3
Пуэнте Аранда. Богота. Колумбия.
Диана сидела на балконе, раскинув голые ноги на кофейном столике. В спальне глубоким, здоровым сном младенца спал её жених, чуть полноватый, рыжий, с рассыпанными по бледной спине веснушками и оспинами. Вполне годный секс не помог снять накопившегося за два месяца в новой должности напряжения. Ди виртуозно симулировала оргазм, не желая затягивать процесс, позволив Марку лениво сползти с себя и остаться весьма довольным собой.
Прилетев, он пригласил её в неплохой, в меру пафосный местный ресторан, и, как заправский фокусник, выудил откуда-то из-под полы пиджака бархатную коробочку. Диана едва заметно скривилась ― футляр был в форме сердца, кольцо огромное, вычурное, из мещанского красного золота, а камень был в форме груши. Отсутствие вкуса у возлюбленного было налицо, она решила промолчать, а утром ненавязчиво намекнуть, что она его по приезду в Штаты поменяет, мол, размер не подошёл.
Марка Диана знала ещё с колледжа, они встречались уйму лет. Отец его был серьёзной фигурой в Конгрессе, а сам он ― управляющим банка, посему Александр считал его неплохой партией для дочери. Диана особенно ничего против не имела. Низкий уровень культурного и духовного развития ещё не самый страшный порок. Свадьбу наметили на следующее лето, загодя заключили договор с распорядителем, а дизайнер и в спешном порядке разрабатывала макет приглашений для первых лиц страны... И всё это задолго до ее официального "да".
Всё это шло будто бы мимо неё. Диана плыла по течению, не в силах остановиться, выгрести на берег и подумать, нужно ли ей это всё на самом деле. Она ощущала себя персонажем чьей-то новеллы, у которой не было права отступить от загодя прописанного сценария. Любила ли она человека, с которым собиралась провести остаток жизни? Она взглянула на него, на его рыхловатое тело, не знавшее физической нагрузки, на ноги с покрытыми рыжей порослью большими пальцами, на лицо, придавленное подушкой и с отвращением отвернулась. Ночь, опускаясь теменью на город, приоткрывала правду. Алкоголь помогал с этой правдой мириться. Марк был омерзителен ей. Но она ничего не могла — или не хотела — с этим делать. Хотелось только выпить.
Диана отклеила с плеча никотиновый пластырь и плеснула в рюмку коньяку. Марк ничего не заметит. Он вообще ничего не замечает. Диана давно перестала обижаться, ей было даже выгодно ― он не расскажет отцу, что у неё рецидив подросткового алкоголизма, с которым Пирсы так отчаянно боролись, пока мать её была жива.

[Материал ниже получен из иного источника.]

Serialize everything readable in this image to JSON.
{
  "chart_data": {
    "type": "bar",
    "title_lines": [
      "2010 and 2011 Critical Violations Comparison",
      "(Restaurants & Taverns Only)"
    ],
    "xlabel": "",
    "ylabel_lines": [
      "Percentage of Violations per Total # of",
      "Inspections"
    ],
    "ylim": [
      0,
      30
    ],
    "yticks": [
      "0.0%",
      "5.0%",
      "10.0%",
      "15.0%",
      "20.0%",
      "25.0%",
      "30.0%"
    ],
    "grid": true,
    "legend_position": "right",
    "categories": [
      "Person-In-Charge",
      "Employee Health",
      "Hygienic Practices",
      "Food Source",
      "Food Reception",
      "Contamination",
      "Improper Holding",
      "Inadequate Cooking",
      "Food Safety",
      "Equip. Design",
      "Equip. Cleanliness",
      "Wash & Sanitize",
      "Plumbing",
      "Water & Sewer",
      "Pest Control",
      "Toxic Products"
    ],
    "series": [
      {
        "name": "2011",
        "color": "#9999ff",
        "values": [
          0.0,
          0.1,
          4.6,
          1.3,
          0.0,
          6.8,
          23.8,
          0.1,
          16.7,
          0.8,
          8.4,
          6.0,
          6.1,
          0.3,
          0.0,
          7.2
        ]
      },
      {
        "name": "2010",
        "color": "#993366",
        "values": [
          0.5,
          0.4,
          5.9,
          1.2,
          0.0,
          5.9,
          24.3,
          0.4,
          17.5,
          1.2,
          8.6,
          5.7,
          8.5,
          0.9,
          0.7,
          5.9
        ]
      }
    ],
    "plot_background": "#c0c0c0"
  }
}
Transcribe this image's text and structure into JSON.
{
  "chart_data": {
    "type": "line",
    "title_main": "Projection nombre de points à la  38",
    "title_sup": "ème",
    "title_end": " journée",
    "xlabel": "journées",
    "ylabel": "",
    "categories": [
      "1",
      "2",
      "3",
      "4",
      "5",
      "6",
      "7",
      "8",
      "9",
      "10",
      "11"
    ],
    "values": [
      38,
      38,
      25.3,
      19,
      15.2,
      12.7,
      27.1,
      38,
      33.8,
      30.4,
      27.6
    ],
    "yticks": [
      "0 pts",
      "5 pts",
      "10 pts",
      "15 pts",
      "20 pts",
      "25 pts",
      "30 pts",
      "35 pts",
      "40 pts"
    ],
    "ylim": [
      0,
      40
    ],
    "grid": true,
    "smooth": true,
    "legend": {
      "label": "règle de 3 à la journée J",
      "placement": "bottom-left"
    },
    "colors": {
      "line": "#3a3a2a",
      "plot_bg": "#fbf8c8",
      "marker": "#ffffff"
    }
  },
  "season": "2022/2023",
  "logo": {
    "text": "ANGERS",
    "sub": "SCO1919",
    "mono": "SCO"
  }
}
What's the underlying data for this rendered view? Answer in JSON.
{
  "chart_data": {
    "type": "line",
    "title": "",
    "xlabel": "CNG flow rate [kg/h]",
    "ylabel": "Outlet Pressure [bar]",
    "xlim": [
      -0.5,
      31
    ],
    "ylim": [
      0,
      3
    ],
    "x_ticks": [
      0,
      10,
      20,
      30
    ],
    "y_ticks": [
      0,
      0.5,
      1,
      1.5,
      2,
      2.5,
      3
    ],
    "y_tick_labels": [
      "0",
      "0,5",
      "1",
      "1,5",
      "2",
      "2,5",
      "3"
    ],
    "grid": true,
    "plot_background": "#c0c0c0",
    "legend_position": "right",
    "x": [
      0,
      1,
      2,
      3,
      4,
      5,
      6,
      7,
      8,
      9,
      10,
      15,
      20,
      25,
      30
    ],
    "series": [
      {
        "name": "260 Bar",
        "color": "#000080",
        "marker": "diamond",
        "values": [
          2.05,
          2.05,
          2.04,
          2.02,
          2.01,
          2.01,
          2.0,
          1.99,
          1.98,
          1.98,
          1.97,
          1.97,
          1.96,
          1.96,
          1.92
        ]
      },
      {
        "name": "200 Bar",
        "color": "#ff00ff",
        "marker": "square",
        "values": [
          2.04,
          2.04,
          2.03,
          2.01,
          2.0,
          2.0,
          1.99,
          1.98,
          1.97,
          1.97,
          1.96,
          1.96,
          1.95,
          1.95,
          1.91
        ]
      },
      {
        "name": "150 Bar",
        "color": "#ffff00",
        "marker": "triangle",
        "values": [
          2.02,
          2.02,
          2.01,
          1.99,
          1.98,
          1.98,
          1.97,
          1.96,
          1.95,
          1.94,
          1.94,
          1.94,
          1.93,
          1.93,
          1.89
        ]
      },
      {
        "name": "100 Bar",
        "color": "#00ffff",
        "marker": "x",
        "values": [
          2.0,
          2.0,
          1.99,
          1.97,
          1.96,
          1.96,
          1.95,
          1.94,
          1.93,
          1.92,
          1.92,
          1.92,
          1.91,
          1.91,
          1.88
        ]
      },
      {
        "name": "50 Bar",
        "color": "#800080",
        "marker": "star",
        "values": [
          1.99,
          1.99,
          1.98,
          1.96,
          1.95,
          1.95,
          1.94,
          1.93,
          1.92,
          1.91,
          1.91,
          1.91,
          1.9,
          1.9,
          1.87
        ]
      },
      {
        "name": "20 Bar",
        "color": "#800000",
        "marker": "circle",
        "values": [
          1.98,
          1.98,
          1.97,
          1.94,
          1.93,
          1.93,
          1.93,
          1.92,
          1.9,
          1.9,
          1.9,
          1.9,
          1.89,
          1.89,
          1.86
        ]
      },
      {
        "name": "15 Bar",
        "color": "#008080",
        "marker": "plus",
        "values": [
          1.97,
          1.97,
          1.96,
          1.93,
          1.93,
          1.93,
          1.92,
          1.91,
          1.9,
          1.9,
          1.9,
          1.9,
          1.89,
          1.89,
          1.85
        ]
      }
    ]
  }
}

Воспоминания нахлынули, стоило только пригубить горько-сладкой, обжигающей губы жидкости. После смерти матери всё стало хуже. Раньше Диана только баловалась, но теперь опустошала родительский бар с завидным постоянством, заглушая боль утраты. Отец никак не поддерживал её — всё время был занят, а позже, когда она выпила и едва не угнала из гаража машину, оплатил внушительной суммой клинику в Северной Ирландии, потребовал лучших врачей, лучшие условия и полную конфиденциальность, и почти на полгода выслал Ди из дому. Клиника была курортом, виды ― потрясающими, лечение ― эффективным, причудливо сочетаясь с полной изоляция от старых связей, обидой и одиночеством. Отец ни разу её не навестил, звонил раз в неделю, вырывая свободную минутку между совещаниями, холодно задавал три-четыре дежурных вопроса и клал трубку. «Доброй ночи, Диана» ― самое ласковое, что она от него слышала, долго-долго, до сердечного трепета прижимала к груди трубку, где равнодушно звенели короткие гудки. Вырёвывая по ночам свою ненужность, Диана надеялась, что когда-нибудь отец будет любить её и гордиться ею. Пирс заботился о своей дочери, искренне считая сухой отцовский долг любовью, но они никогда не были близки. У него просто не хватало на неё времени.
Тогда Диане было пятнадцать, а с годами детские обиды обросли досадой и злостью, отцовская строгость и холодность оборачивалась страхом и безразличием, разочарование в её способностях ― цинизмом и наказывалось корыстным использованием отцовского положения, тягой к выпивке, лёгким наркотикам и мелким хулиганствам. Потерявший надежду на взаимность подросток раз за разом неосознанно стремился доказать отцу, что он прав ― она его стыд и позор.
В окне телефона мигала переписка с Торресом, куда он изливал душу и фонтанировал эмоциями.
«Я не понимаю, это просто какой-то кошмар! Я такого говнюка впервые в жизни вижу! Знаешь, что он мне сказал?! Эй, ты, птенец, притащи мне кофе и не выпендривайся. Ты представляешь? Я что, мать его, мальчик на побегушках?!»